オレオクジオが叫び、何とか進行方向を変えようと五人がかりで馬車を横から押すが、勢いのついた馬車はそう簡単に曲がってくれない。

重力を遮断しても、慣性はそのまま残っている。勢いのついた馬車はそのまま真っ直ぐに進もうとする。

その時、ミキナリーノが馬車から身を乗り出して、右側の車輪の下に重なるように光の盾を並べていく。

第一級の光の盾はその負荷に耐えられずに次々と砕けていくが、それでも方向転換に成功し、馬車は左へと曲がっていく。

「おおおお!」

「嬢ちゃん凄えぞ!」

目の前の難所をなんとか切り抜けて、『春茨』たちは歓声を上げる。だが、まだ危機を脱したわけではない。馬も護衛たちも息を切らせながら走っていく。

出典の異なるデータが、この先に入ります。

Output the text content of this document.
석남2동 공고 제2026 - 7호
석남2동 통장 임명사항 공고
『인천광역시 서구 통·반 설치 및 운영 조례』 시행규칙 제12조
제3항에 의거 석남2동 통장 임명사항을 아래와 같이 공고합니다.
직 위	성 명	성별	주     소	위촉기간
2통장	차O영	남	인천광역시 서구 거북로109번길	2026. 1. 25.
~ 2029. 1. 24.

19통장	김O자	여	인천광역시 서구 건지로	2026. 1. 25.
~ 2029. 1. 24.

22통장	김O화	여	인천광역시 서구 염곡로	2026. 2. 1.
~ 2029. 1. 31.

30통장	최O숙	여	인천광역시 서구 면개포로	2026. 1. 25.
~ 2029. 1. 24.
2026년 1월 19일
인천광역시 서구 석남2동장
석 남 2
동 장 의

だが、なんの前触れもなく、馬車が突如地面に落ちて急停止した。

「どうした⁉」

「魔法が切れた! ヨシノから離れすぎなんだと思う。」

「やられたんじゃないだろうな?」

エレアーネには何が起きたのかすぐに予測がつく。だが、その事態に『春茨』は互いに顔を見合わせる。

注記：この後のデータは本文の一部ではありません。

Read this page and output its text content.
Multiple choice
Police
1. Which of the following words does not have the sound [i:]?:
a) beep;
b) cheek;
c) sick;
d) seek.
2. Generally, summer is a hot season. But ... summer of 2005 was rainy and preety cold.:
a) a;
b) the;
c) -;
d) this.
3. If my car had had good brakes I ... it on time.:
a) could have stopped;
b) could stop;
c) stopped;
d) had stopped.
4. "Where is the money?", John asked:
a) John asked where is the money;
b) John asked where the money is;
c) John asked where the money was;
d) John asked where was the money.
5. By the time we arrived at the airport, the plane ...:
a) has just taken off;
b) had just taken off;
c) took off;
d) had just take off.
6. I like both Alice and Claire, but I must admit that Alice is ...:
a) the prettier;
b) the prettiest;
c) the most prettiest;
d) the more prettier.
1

「俺が見てくる。こっちは馬車は動きそうにないな。馬を切り離して逃げる用意をしておいてくれ。」

岩壁の陰になって見えないが、今のところ化物が近づいてくるような音は聞こえてこない。弓士カーズトキは慎重に、かつ可能な限り急いで川上へと引き返し、岩壁の向こうを覗き見る。

骸骨の化物がウロウロしているのは見えるが、戦っている様子はない。そして、裕の姿は見当たらない。

大声を出して呼びかけて安否の確認などできない。

そんなことをすれば、化物が馬車の方にやってくるかも知れないし、裕がどこかに隠れているならば、返事をすることはないだろう。

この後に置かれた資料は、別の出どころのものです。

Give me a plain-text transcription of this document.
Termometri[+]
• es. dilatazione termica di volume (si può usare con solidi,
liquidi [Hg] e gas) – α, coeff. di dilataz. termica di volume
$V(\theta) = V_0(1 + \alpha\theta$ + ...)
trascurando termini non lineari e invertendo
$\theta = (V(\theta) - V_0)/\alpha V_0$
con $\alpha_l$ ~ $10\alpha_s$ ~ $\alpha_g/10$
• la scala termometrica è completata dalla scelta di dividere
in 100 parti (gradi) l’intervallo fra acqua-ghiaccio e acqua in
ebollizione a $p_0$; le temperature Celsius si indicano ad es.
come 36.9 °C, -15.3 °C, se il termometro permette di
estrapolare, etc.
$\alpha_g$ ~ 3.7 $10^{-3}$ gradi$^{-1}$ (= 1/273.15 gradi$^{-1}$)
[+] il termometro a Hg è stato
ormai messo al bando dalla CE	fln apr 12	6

もし、あの化物が裕を仕留めたのだとすれば、馬車の方に向かうか、あるいは守るべき場所へと戻っていくかだろう。

――つまり、ヨシノゥユーは死んではいない。

そう結論づけて、カーズトキは仲間たちのところへ戻っていく。

「化物の足止めには成功したようだ。今のうちにここを離れた方が良い。」

「馬車はどうする?」

「置いていくしか無いだろう。命とどっちが大事かって話だ。」

ハンター達の方針に、ミドナリフフは痛恨の表情を浮かべはしても、異論を挟もうとはしない。

「ヨシノゥユーは? 生きているの?」

「敵の動きからすると、恐らく生きている。どこかに隠れてやり過ごすつもりなんだろう。」

「助けに行けないの……?」

ミキナリーノが非情になり切れないのは仕方が無いだろう。いくら才覚があってもまだ十一歳の子どもだ。経験が足りなさすぎる。

隊商を長くやっていれば、賊や魔物に襲われることはある。その際に、誰かを見捨てるという手段を取らざるを得ないこともある。一人のために、仲間全員を危険に晒すわけにはいかないのだ。

「無理だ。下手に動いて、奴がこちらに来るような事態になったら、ヨシノゥユーの命を懸けた頑張りが水の泡だ。」

「何のために彼があの化物に立ち向かったのかを考えてほしい。それを無駄にしちゃいけない。」

唇を噛んで俯いているミキナリーノをミドナリフフが抱き上げて馬に乗せる。既にハーネスは外し終えたようで、すぐに出発できそうだ。ミドナリフフはカトナリエスを抱えてもう一頭の馬に跨る。

「しかし、アレは一体何なんだ?」

歩きながらオレオクジオは忌々しげな声を上げる。

「多分、研究所を守るために不死魔導士が作ったの門番みたいなものってヨシノは言ってたけど。この前来た時も、同じようなのがいたよ。」

「あんな化物、どうやって倒したんだ?」

「前は、普通に魔法が効いたし、簡単に倒せたよ。あんなに大きくなかったし。」

「魔法が効いたら簡単って、それは……。いや、説明しなくて良い。聞きたくない。」

アミエーニエは話を振っておきながら、返答されることを拒絶する。何とも失礼なことだろう。裕だったら絶対にツッコミを入れているところだ。

とにかく化物から距離を取ろうということで、一行は沈痛な面持ちで来た道を引き返していった。